How do we define a "step" when calculating big O notation in an algorithm?

Question

I'm learning about Big O notation and how it relates to computer science and I understand the sentiment behind Big O, however I'm struggling at understanding how we define a "step".

In the book I'm reading as well as a lot of different articles they use something like below to express an O(N) example since, as N increases we perform more steps linearly:

void printAllElementOfArray(int arr[], int size)
{
    for (int i = 0; i < size; i++)
    {
        printf("%d\n", arr[i]);
    }
}

I understand the purpose of the example wherein for the function above "we perform printf N times" and therefore the algorithm is best represented through f(N) <= O(N) (I think that's the mathematical meaning, I get the sentiment of Big O but not fully there yet on the math).

The piece I'm really struggling with though is why we consider "printf" a single step. printf is in itself its own function with its own sequence of steps and so to that end, does that function not need to be elaborated? Is there any defined criteria of when an inner function is elaborated vs when we define it as a unit step?

I read somewhere that usually for nested functions big O is the multiplication of steps for each function O(g(N) x f(N)).

• So to that end, is the implication/assumption here that printf is O(1) and therefore the overall algorithm is O(1*N)?

Any clarifications is really appreciated.

Answer 1

A step is anything that takes time, memory, or whatever you are measuring behind the label of "complexity". A step can be any size, as long as it is roughly the same size each time it gets done, so that you can reasonably say "doing this twice takes twice as much <x> as doing it once".

is the implication/assumption here that printf is O(1)

Yes.

If printf performance scales with some part of the input (for example, the size of the numbers being printed), you might call that "M" and say that the complexity is O(N*M) or O(N*log(M)). But if the scaling you are interested in is "amount of numbers" rather than "size of numbers", you can treat that as a constant factor. You'll find that this is unfortunately done quite often without explicitly stating it.

Answer 2

is the implication/assumption here that printf is O(1) and therefore the overall algorithm is O(1*N)?

This. I'd say the example you've quoted (which I appreciate you've just taken from somewhere else) isn't a great example precisely because of the uncertainty about this assumption. Perhaps a better example would be something like

int sumArray(int arr[], int size)
{
    int sum = 0;
    for (int i = 0; i < size; i++)
    {
        sum += arr[i];
    }
    return sum;
}

as we're now dealing with a much simpler operation. Ideally, any explanation makes these kind of assumptions clear.

Answer 3

You are correct that we need to consider the big-O of printf as well and the teaching material that you got your example from is taking a big shortcut by ignoring that.

Now, looking at printf, a single call to that function is not going to do a different amount of work if you change the size of your array.

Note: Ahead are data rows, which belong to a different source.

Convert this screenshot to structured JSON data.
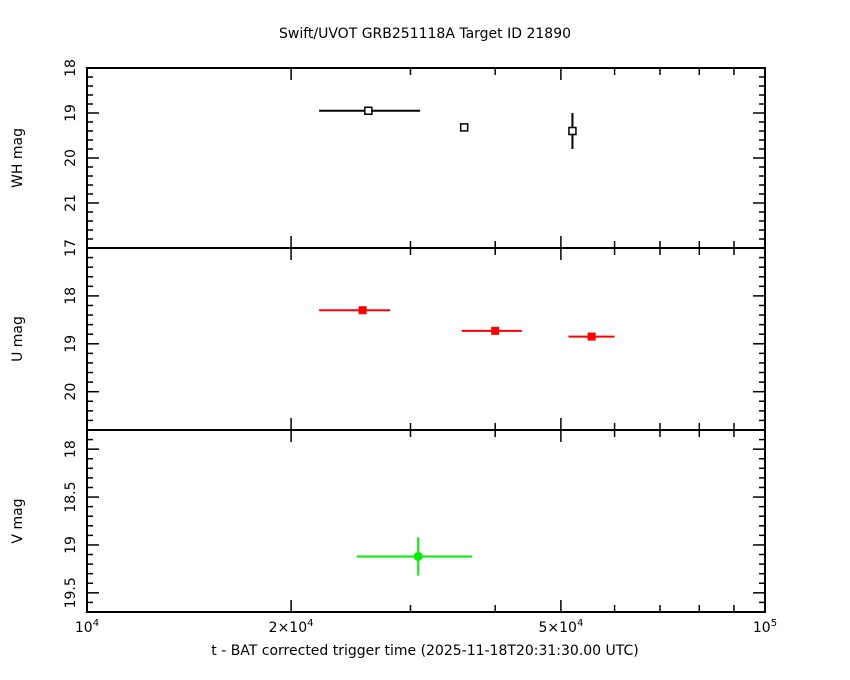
{
  "chart_data": {
    "type": "scatter",
    "title": "Swift/UVOT GRB251118A Target ID 21890",
    "xlabel": "t - BAT corrected trigger time (2025-11-18T20:31:30.00 UTC)",
    "xscale": "log",
    "xlim": [
      10000,
      100000
    ],
    "x_ticks": [
      {
        "value": 10000,
        "label": "10",
        "exp": "4"
      },
      {
        "value": 20000,
        "label": "2×10",
        "exp": "4"
      },
      {
        "value": 50000,
        "label": "5×10",
        "exp": "4"
      },
      {
        "value": 100000,
        "label": "10",
        "exp": "5"
      }
    ],
    "panels": [
      {
        "ylabel": "WH mag",
        "ylim": [
          18.0,
          22.0
        ],
        "y_inverted": true,
        "y_ticks": [
          18,
          19,
          20,
          21
        ],
        "color": "#000000",
        "marker": "open-square",
        "points": [
          {
            "x": 26000,
            "x_lo": 22000,
            "x_hi": 31000,
            "y": 18.95,
            "y_err": 0.04
          },
          {
            "x": 36000,
            "x_lo": 35500,
            "x_hi": 36500,
            "y": 19.32,
            "y_err": 0.08
          },
          {
            "x": 52000,
            "x_lo": 51700,
            "x_hi": 52300,
            "y": 19.4,
            "y_err": 0.4
          }
        ]
      },
      {
        "ylabel": "U mag",
        "ylim": [
          17.0,
          20.8
        ],
        "y_inverted": true,
        "y_ticks": [
          17,
          18,
          19,
          20
        ],
        "color": "#ff0000",
        "marker": "filled-square",
        "points": [
          {
            "x": 25500,
            "x_lo": 22000,
            "x_hi": 28000,
            "y": 18.3,
            "y_err": 0.04
          },
          {
            "x": 40000,
            "x_lo": 35700,
            "x_hi": 43800,
            "y": 18.73,
            "y_err": 0.04
          },
          {
            "x": 55500,
            "x_lo": 51300,
            "x_hi": 60000,
            "y": 18.85,
            "y_err": 0.04
          }
        ]
      },
      {
        "ylabel": "V mag",
        "ylim": [
          17.8,
          19.7
        ],
        "y_inverted": true,
        "y_ticks": [
          18,
          18.5,
          19,
          19.5
        ],
        "color": "#00ee00",
        "marker": "filled-circle",
        "points": [
          {
            "x": 30800,
            "x_lo": 25000,
            "x_hi": 37000,
            "y": 19.12,
            "y_err": 0.2
          }
        ]
      }
    ]
  }
}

By that reasoning, printf is O(1) with regard to the part of your algorithm you are interested in. (It might have a different big-O if you, for example, consider the values within the array.)

I read somewhere that usually for nested functions big O is the multiplication of steps for each function O(g(N) x f(N)).

• So to that end, is the implication/assumption here that printf is O(1) and therefore the overall algorithm is O(1*N)?

Yes, that is completely correct.

I'm struggling at understanding how we define a "step".

It might not be the formal definition, but the easiest way is to consider as a "step" every operation and function call where you know that the amount of work and memory doesn't change when your input size changes..

In other words, a "step" is every operation in your algorithm that you know to be O(1).

Answer 4

Is there any defined criteria of when an inner function is elaborated vs when we define it as a unit step?

When it depends on N.

So to that end, is the implication/assumption here that printf is O(1) and therefore the overall algorithm is O(1*N)?

Yes, printf doesn't depend on N, so it's O(1), and the N dominates.

Is there any defined criteria of when an inner function is elaborated vs when we define it as a unit step?

One way of looking at it is to just plot the time taken against values of N and see if it looks linear, logarithmic, or whatever. That should help your intuition of which terms are dominating.

Note that this is the asymptotic complexity: it gives the shape of the curve as N shoots off towards infinity.

Let's compare two printf implementations:

• printf_slow takes a million years to complete and uses a petabyte of working memory, but it is a fixed million years and a fixed petabyte and neither depends on N

• printf_fast takes log(N) nanoseconds and uses no storage at all

  (it's actually not implausible for printf to take log(N) time, since that's how many digits it needs to format)

Now the first version is constant time and the overall function is linear O(N), but takes about N million years per run.

The second version is logarithmic time and the overall function is O(N log N), which looks asymptotically worse, even though int size cannot store a large enough value for N that the second function will ever take longer to execute.

If we allow N to really shoot off towards infinity (ie, increase without bound assuming no storage constraints for size itself), then the second version will eventually take longer than the first - I think when size is around 10 to the power of 31 sextillion.